La plus forte sanction (35,5 millions d'euros), rendue publique jeudi par l'Autorité de la concurrence, vise le leader français de la production porcine, la coopérative Cooperl, qui possède six sites intervenant dans la fabrication de charcuterie.
La Cooperl et Fleury-Michon feront appel de cette décision, ont annoncé les deux groupes à la mi-journée.
"Fleury Michon n’est pas concerné par les griefs pour entente sur les prix de vente de produits (entente à l’aval), a réagi l'industriel basé à Pouzauges en Vendée, Fleury Michon conteste avoir participé à une entente anticoncurrentielle portant sur le prix d’achat de certaines matières premières (entente à l’amont). Fleury Michon regrette que l’Autorité de la concurrence n’ait pas tenu compte des éléments qu’elle a communiqués pour sa défense".
Des ententes pour acheter le jambon moins cher
"Les industriels concernés (les "charcutiers-salaisonniers") se coordonnaient pour acheter moins cher les pièces de jambon auprès des abatteurs et/ou s'entendaient par ailleurs sur les hausses de prix des produits charcutiers qu'ils entendaient pratiquer auprès des enseignes de la grande distribution, pour leurs marques de distributeurs (MDD) ou "premiers prix", indique l'Autorité de la concurrence dans un communiqué."Les ententes ont concerné de très nombreux produits de consommation courante (jambon cru, jambon cuit, saucissons, rosette, chorizo...)", ajoute l'Autorité de la concurrence.

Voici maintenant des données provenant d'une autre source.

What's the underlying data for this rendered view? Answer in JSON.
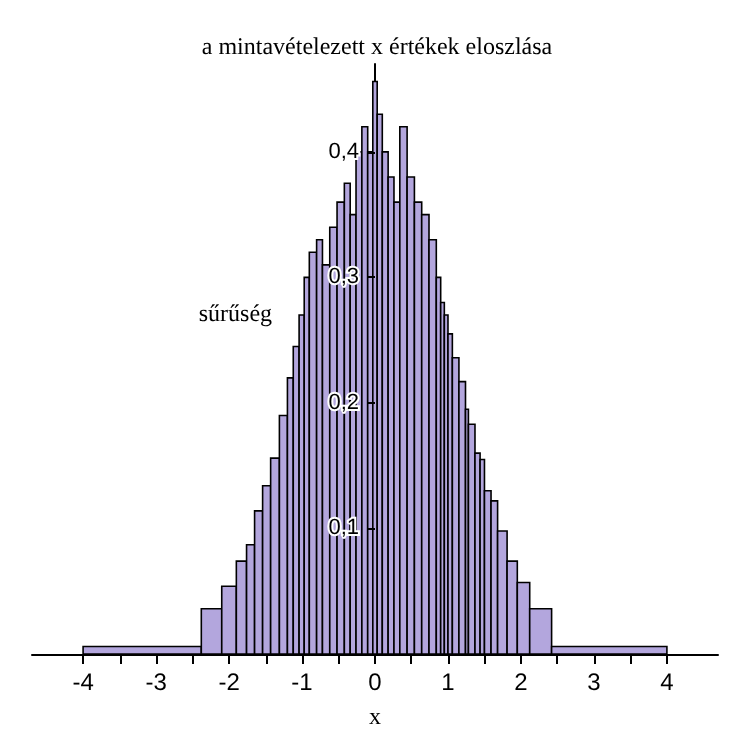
{
  "chart_data": {
    "type": "histogram",
    "title": "a mintavételezett x értékek eloszlása",
    "xlabel": "x",
    "ylabel": "sűrűség",
    "bins": [
      -4,
      -2.38,
      -2.1,
      -1.9,
      -1.76,
      -1.65,
      -1.54,
      -1.43,
      -1.31,
      -1.2,
      -1.12,
      -1.04,
      -0.97,
      -0.9,
      -0.8,
      -0.72,
      -0.62,
      -0.52,
      -0.42,
      -0.34,
      -0.26,
      -0.18,
      -0.1,
      -0.03,
      0.03,
      0.1,
      0.18,
      0.26,
      0.34,
      0.44,
      0.54,
      0.64,
      0.74,
      0.84,
      0.9,
      0.95,
      1,
      1.06,
      1.15,
      1.24,
      1.28,
      1.37,
      1.44,
      1.5,
      1.59,
      1.68,
      1.81,
      1.95,
      2.12,
      2.42,
      4
    ],
    "values": [
      0.006,
      0.036,
      0.054,
      0.074,
      0.087,
      0.114,
      0.134,
      0.156,
      0.19,
      0.22,
      0.245,
      0.27,
      0.3,
      0.32,
      0.33,
      0.31,
      0.34,
      0.36,
      0.375,
      0.35,
      0.4,
      0.42,
      0.4,
      0.456,
      0.43,
      0.4,
      0.38,
      0.36,
      0.42,
      0.38,
      0.36,
      0.35,
      0.33,
      0.3,
      0.28,
      0.27,
      0.255,
      0.236,
      0.217,
      0.195,
      0.183,
      0.16,
      0.155,
      0.13,
      0.122,
      0.098,
      0.074,
      0.057,
      0.036,
      0.006
    ],
    "color": "#b3a6dd",
    "xlim": [
      -4.7,
      4.7
    ],
    "xticks": [
      -4,
      {
        "value": -3.5,
        "label": null
      },
      -3,
      {
        "value": -2.5,
        "label": null
      },
      -2,
      {
        "value": -1.5,
        "label": null
      },
      -1,
      {
        "value": -0.5,
        "label": null
      },
      0,
      {
        "value": 0.5,
        "label": null
      },
      1,
      {
        "value": 1.5,
        "label": null
      },
      2,
      {
        "value": 2.5,
        "label": null
      },
      3,
      {
        "value": 3.5,
        "label": null
      },
      4
    ],
    "ylim": [
      0,
      0.47
    ],
    "yticks": [
      {
        "value": 0.1,
        "label": "0,1"
      },
      {
        "value": 0.2,
        "label": "0,2"
      },
      {
        "value": 0.3,
        "label": "0,3"
      },
      {
        "value": 0.4,
        "label": "0,4"
      }
    ],
    "grid": false
  }
}
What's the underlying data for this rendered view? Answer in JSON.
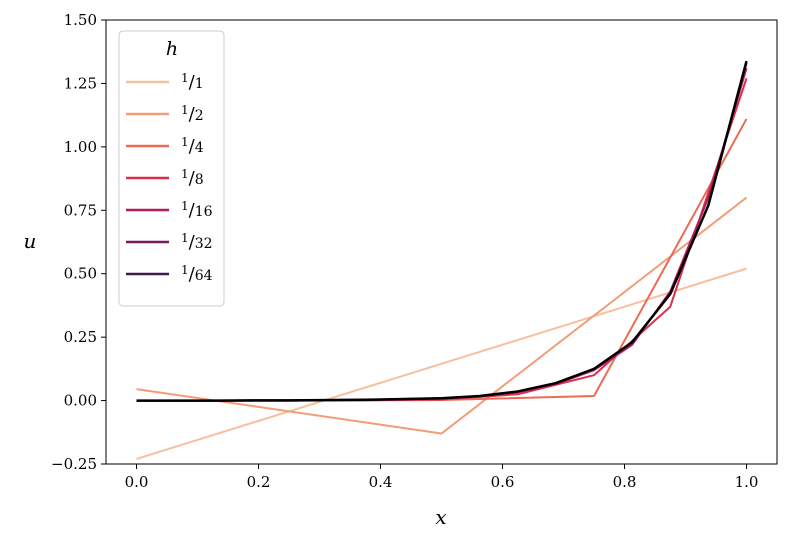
{
  "chart_data": {
    "type": "line",
    "xlabel": "x",
    "ylabel": "u",
    "xlim": [
      -0.05,
      1.05
    ],
    "ylim": [
      -0.25,
      1.5
    ],
    "xticks": [
      0.0,
      0.2,
      0.4,
      0.6,
      0.8,
      1.0
    ],
    "xtick_labels": [
      "0.0",
      "0.2",
      "0.4",
      "0.6",
      "0.8",
      "1.0"
    ],
    "yticks": [
      -0.25,
      0.0,
      0.25,
      0.5,
      0.75,
      1.0,
      1.25,
      1.5
    ],
    "ytick_labels": [
      "−0.25",
      "0.00",
      "0.25",
      "0.50",
      "0.75",
      "1.00",
      "1.25",
      "1.50"
    ],
    "grid": false,
    "legend": {
      "title": "h",
      "placement": "top-left"
    },
    "series": [
      {
        "name": "1/1",
        "num": "1",
        "den": "1",
        "color": "#f5c0a0",
        "x": [
          0,
          1
        ],
        "y": [
          -0.23,
          0.52
        ]
      },
      {
        "name": "1/2",
        "num": "1",
        "den": "2",
        "color": "#f19d78",
        "x": [
          0,
          0.5,
          1
        ],
        "y": [
          0.045,
          -0.13,
          0.8
        ]
      },
      {
        "name": "1/4",
        "num": "1",
        "den": "4",
        "color": "#ec6b54",
        "x": [
          0,
          0.25,
          0.5,
          0.75,
          1
        ],
        "y": [
          0.0,
          0.0,
          0.002,
          0.018,
          1.11
        ]
      },
      {
        "name": "1/8",
        "num": "1",
        "den": "8",
        "color": "#dc2f4f",
        "x": [
          0,
          0.125,
          0.25,
          0.375,
          0.5,
          0.625,
          0.75,
          0.875,
          1
        ],
        "y": [
          0.0,
          0.0,
          0.0,
          0.001,
          0.004,
          0.025,
          0.1,
          0.37,
          1.27
        ]
      },
      {
        "name": "1/16",
        "num": "1",
        "den": "16",
        "color": "#b21a5d",
        "x": [
          0,
          0.125,
          0.25,
          0.375,
          0.5,
          0.5625,
          0.625,
          0.6875,
          0.75,
          0.8125,
          0.875,
          0.9375,
          1
        ],
        "y": [
          0.0,
          0.0,
          0.0,
          0.002,
          0.008,
          0.016,
          0.033,
          0.065,
          0.12,
          0.22,
          0.43,
          0.8,
          1.31
        ]
      },
      {
        "name": "1/32",
        "num": "1",
        "den": "32",
        "color": "#751a5a",
        "x": [
          0,
          0.125,
          0.25,
          0.375,
          0.5,
          0.5625,
          0.625,
          0.6875,
          0.75,
          0.8125,
          0.875,
          0.9375,
          1
        ],
        "y": [
          0.0,
          0.0,
          0.001,
          0.003,
          0.009,
          0.018,
          0.035,
          0.068,
          0.125,
          0.23,
          0.42,
          0.77,
          1.33
        ]
      },
      {
        "name": "1/64",
        "num": "1",
        "den": "64",
        "color": "#3e1950",
        "x": [
          0,
          0.125,
          0.25,
          0.375,
          0.5,
          0.5625,
          0.625,
          0.6875,
          0.75,
          0.8125,
          0.875,
          0.9375,
          1
        ],
        "y": [
          0.0,
          0.0,
          0.001,
          0.003,
          0.009,
          0.018,
          0.036,
          0.069,
          0.125,
          0.23,
          0.42,
          0.77,
          1.335
        ]
      },
      {
        "color": "#000000",
        "x": [
          0,
          0.125,
          0.25,
          0.375,
          0.5,
          0.5625,
          0.625,
          0.6875,
          0.75,
          0.8125,
          0.875,
          0.9375,
          1
        ],
        "y": [
          0.0,
          0.0,
          0.001,
          0.003,
          0.009,
          0.018,
          0.036,
          0.069,
          0.125,
          0.23,
          0.42,
          0.77,
          1.338
        ]
      }
    ]
  }
}
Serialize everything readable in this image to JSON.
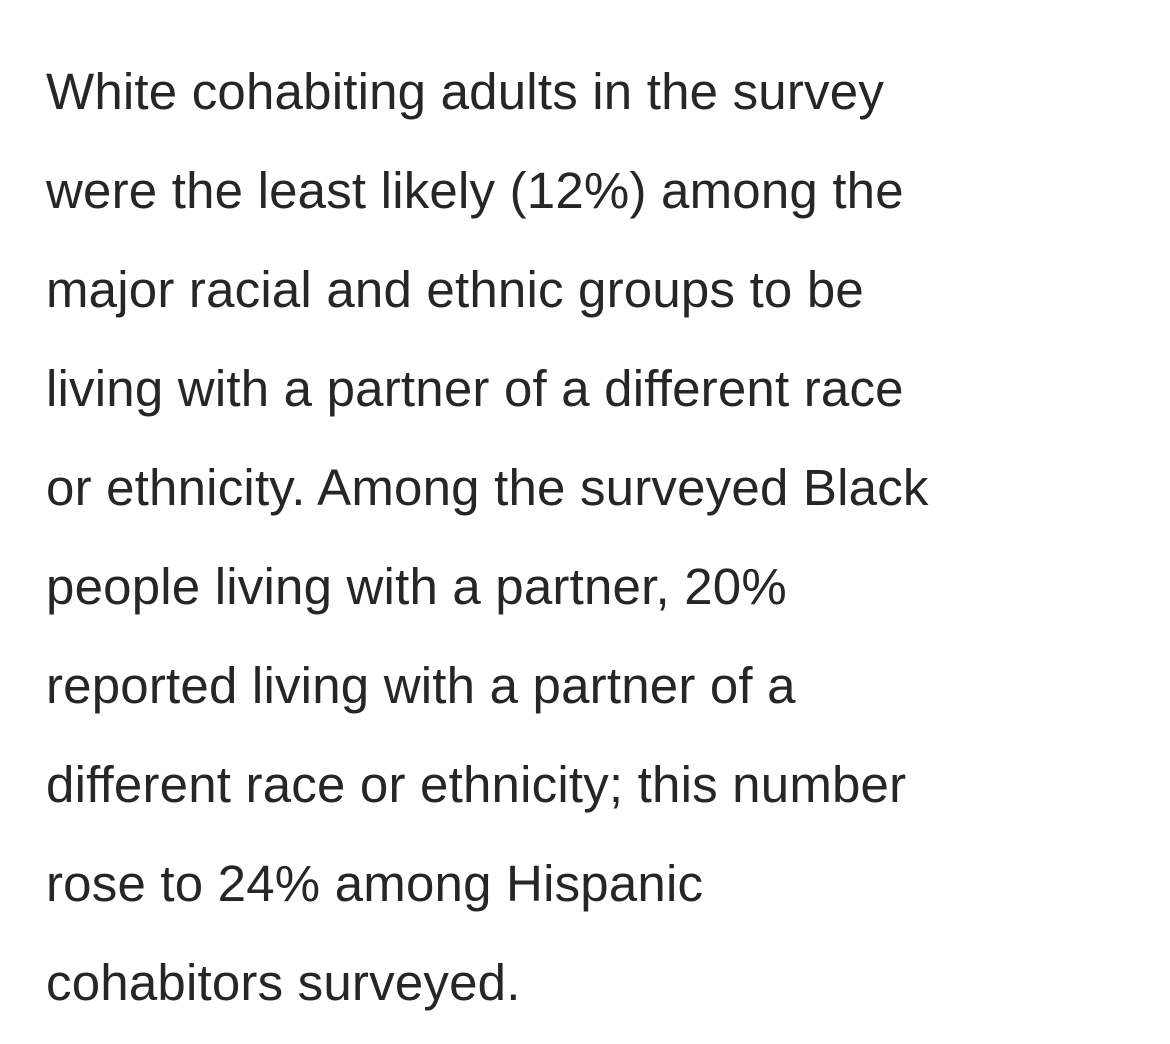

"Les charcutiers-salaisonniers se contactaient individuellement par téléphone avant le début des négociations avec les abatteurs, généralement le jeudi après-midi ou le vendredi matin, afin d'aboutir à une position commune de négociation", explique l'Autorité.
Une procédure de clémence
Les pratiques mises au jour ont "notamment été révélées grâce à la procédure de clémence, qui permet aux entreprises ayant participé à une entente d'en dévoiler l'existence à l'Autorité et d'obtenir, sous certaines conditions, le bénéfice d'une exonération totale ou partielle de sanction pécuniaire", précise l'Autorité."En l'espèce, deux groupes, Campofrio et Coop, ont sollicité la clémence et apporté des éléments à l'instruction", est-il indiqué. Ils ont néanmoins été sanctionnés, à hauteur respectivement d'un et six millions d'euros.
Dans un communiqué, la Cooperl dénonce une "manipulation", "sur la base d'éléments aussi faux que calomnieux qui ont été créés de toutes pièces par un groupe concurrent".
De son côté, l'entreprise Fleury Michon "regrette que l'Autorité de la concurrence n'ait pas tenu compte des éléments qu'elle a communiqués pour sa défense" et "déplore d'autant plus la décision de l'Autorité de la concurrence que la sanction pécuniaire est particulièrement lourde et frappe un secteur fragilisé".